Kusy był na szczycie, po prostu. Choć przypłacił to okropnym bólem. 

Organizatorzy nie pozwolili bowiem zawodnikom na rozgrzewkę na bieżni. Kusy założył więc buty do biegania po trawie, rozgrzewał się w parku obok stadionu. Wyszło tak, że w dokładnie w tych butach biegł potem też na bieżni. Jego stopy przypłaciły to potwornymi otarciami niemal natychmiast. – Zaraz po zwycięstwie usiadł na trawie i zrzucił pantofle.
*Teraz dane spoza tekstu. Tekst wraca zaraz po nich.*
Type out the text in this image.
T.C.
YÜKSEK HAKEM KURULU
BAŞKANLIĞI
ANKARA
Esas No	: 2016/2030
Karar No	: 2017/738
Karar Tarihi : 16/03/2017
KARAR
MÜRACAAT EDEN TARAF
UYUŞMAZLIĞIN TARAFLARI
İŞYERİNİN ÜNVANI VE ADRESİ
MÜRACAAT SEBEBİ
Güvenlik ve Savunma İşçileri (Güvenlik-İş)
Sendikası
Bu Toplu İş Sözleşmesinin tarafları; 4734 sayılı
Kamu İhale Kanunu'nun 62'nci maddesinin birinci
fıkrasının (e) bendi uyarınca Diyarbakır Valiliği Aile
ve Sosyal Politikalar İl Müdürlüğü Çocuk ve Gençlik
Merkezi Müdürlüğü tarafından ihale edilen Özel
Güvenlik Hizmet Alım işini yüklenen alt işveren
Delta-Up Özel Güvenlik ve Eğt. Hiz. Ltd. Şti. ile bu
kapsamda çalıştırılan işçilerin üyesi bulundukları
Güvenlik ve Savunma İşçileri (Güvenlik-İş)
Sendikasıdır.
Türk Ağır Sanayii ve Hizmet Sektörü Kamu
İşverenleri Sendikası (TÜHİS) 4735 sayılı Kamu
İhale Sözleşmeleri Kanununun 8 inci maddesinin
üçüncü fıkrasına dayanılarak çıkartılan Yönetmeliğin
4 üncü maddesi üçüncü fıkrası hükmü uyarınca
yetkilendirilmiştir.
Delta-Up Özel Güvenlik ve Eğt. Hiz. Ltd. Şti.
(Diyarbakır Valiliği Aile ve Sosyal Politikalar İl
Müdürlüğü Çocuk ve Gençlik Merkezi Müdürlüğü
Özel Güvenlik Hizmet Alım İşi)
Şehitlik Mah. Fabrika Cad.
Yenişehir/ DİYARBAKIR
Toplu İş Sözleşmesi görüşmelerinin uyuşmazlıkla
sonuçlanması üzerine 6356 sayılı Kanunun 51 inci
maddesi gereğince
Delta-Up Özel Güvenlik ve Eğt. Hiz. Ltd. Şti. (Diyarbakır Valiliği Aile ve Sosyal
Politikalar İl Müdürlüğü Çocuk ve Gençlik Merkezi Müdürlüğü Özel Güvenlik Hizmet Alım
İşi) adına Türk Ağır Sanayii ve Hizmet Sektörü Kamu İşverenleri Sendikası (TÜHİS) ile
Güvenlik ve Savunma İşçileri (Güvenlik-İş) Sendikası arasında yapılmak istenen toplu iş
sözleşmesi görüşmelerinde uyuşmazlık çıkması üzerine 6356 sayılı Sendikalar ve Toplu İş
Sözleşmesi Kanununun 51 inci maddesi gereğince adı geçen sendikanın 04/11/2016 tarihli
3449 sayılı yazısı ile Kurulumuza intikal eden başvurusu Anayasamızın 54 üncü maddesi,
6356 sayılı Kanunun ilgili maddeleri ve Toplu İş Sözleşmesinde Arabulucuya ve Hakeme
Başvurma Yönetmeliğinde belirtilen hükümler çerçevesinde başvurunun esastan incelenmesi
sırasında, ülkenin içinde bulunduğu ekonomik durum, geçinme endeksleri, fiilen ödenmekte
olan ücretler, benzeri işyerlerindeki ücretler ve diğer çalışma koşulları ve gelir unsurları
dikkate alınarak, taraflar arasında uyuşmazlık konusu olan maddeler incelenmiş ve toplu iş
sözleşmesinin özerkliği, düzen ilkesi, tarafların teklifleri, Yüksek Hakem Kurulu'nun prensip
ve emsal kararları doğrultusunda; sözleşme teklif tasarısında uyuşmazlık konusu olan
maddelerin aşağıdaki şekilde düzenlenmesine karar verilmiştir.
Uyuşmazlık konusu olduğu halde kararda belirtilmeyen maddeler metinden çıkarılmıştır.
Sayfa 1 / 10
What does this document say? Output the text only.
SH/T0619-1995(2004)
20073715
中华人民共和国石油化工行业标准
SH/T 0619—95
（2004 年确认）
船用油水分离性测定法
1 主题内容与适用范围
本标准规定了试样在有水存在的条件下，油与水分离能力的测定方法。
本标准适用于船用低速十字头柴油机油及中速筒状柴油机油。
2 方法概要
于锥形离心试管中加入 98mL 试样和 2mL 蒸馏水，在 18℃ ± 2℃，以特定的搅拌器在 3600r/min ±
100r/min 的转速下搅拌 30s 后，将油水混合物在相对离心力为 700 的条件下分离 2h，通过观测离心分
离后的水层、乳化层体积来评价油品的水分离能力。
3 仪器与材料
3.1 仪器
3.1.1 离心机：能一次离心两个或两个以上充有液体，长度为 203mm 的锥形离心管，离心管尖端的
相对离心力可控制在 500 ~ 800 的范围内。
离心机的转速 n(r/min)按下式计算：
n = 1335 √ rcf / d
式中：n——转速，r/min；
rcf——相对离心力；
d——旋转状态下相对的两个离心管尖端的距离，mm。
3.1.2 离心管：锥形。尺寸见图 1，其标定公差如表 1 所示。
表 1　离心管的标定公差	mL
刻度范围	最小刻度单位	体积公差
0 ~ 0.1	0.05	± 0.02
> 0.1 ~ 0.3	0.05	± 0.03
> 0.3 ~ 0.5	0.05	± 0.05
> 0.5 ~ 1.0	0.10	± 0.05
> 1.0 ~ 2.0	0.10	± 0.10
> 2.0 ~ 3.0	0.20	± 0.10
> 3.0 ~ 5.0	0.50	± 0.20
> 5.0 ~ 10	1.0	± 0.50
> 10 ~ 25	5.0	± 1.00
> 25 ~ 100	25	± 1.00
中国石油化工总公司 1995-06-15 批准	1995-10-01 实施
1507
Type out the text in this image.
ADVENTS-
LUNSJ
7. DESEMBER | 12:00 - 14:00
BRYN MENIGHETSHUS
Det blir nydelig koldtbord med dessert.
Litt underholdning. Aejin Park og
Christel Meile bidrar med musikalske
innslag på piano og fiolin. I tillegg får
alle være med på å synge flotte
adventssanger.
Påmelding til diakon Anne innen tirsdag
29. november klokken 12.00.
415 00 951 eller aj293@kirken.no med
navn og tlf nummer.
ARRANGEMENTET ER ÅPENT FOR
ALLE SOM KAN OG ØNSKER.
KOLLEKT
Można było widzieć przez lornetkę z naszej loży prasowej, że nogi ma cale w bąblach podeszłych krwią – pisała dziennikarka Kazimiera Muszałówna.

W kolejnych latach Kusociński chciał obronić tytuł. Nie zdołał, bo z igrzysk w Berlinie – gdzie Polacy nie zdobyli ani jednego złota – wyeliminowała go kontuzja. W czasie rehabilitacji skończył studia, został dziennikarzem sportowym, wydał nawet autobiografię. Ale nadal marzył o medalach, trenował, by przygotować się do igrzysk w 1940 roku. Do tych nie doszło, wybuchła wojna.  

A Kusy zmarł trzy miesiące przed planowanym startem tamtej imprezy. 

W czasie wojny walczył w obronie Warszawy, dwukrotnie został ranny, w nagrodę otrzymał Krzyż Walecznych. Później działał w konspiracji, wstąpił do Związku Walki Zbrojnej (z którego powstała Armia Krajowa), był aktywnym członkiem podziemia, choć jego rozpoznawalność mu nie pomagała. W konspiracji awansował do stopnia kapitana, działał z wieloma innymi sportowcami. Wpadł w marcu 1940 roku, aresztowało go Gestapo.  

Nikogo nie wydał. Bito go, torturowano, ale milczał. Wreszcie Niemcy zrezygnowali, po prostu dopisali go do listy Polaków do likwidacji. Rozkaz egzekucji wykonano w czerwcu na Palmirach. W tym samym transporcie trafił tam też – i zginął – między innymi Tomasz Stankiewicz, ten sam, który dla Polski zdobywał wraz z kolegami pierwszy olimpijski medal. Pozostała trójka naszych kolarzy przeżyła wojnę. On nie. 

Janusz Kusociński też nie. Zastrzelono go z broni maszynowej, pochowano w zbiorowej mogile. Stał się symbolem sportowców – a wraz z nimi i medali – straconych w trakcie II wojny światowej. Był w końcu najwybitniejszym z nich. 

13.08.1948. Żyją igrzyska, żyje też Polska 

Boksować zaczynał właściwie przed wojną, jako nastolatek. Ta jednak zabrała mu ważne lata w sportowym rozwoju. W 1945 roku, gdy wrócił do kraju (przeszedł przez niemieckie obozy pracy) i odnalazł braci, miał na karku 22 wiosny. Rok później wypatrzył go Feliks „Papa” Stamm, legendarny trener polskich bokserów. Widział talent, o którym mówiono już w latach przedwojennych.  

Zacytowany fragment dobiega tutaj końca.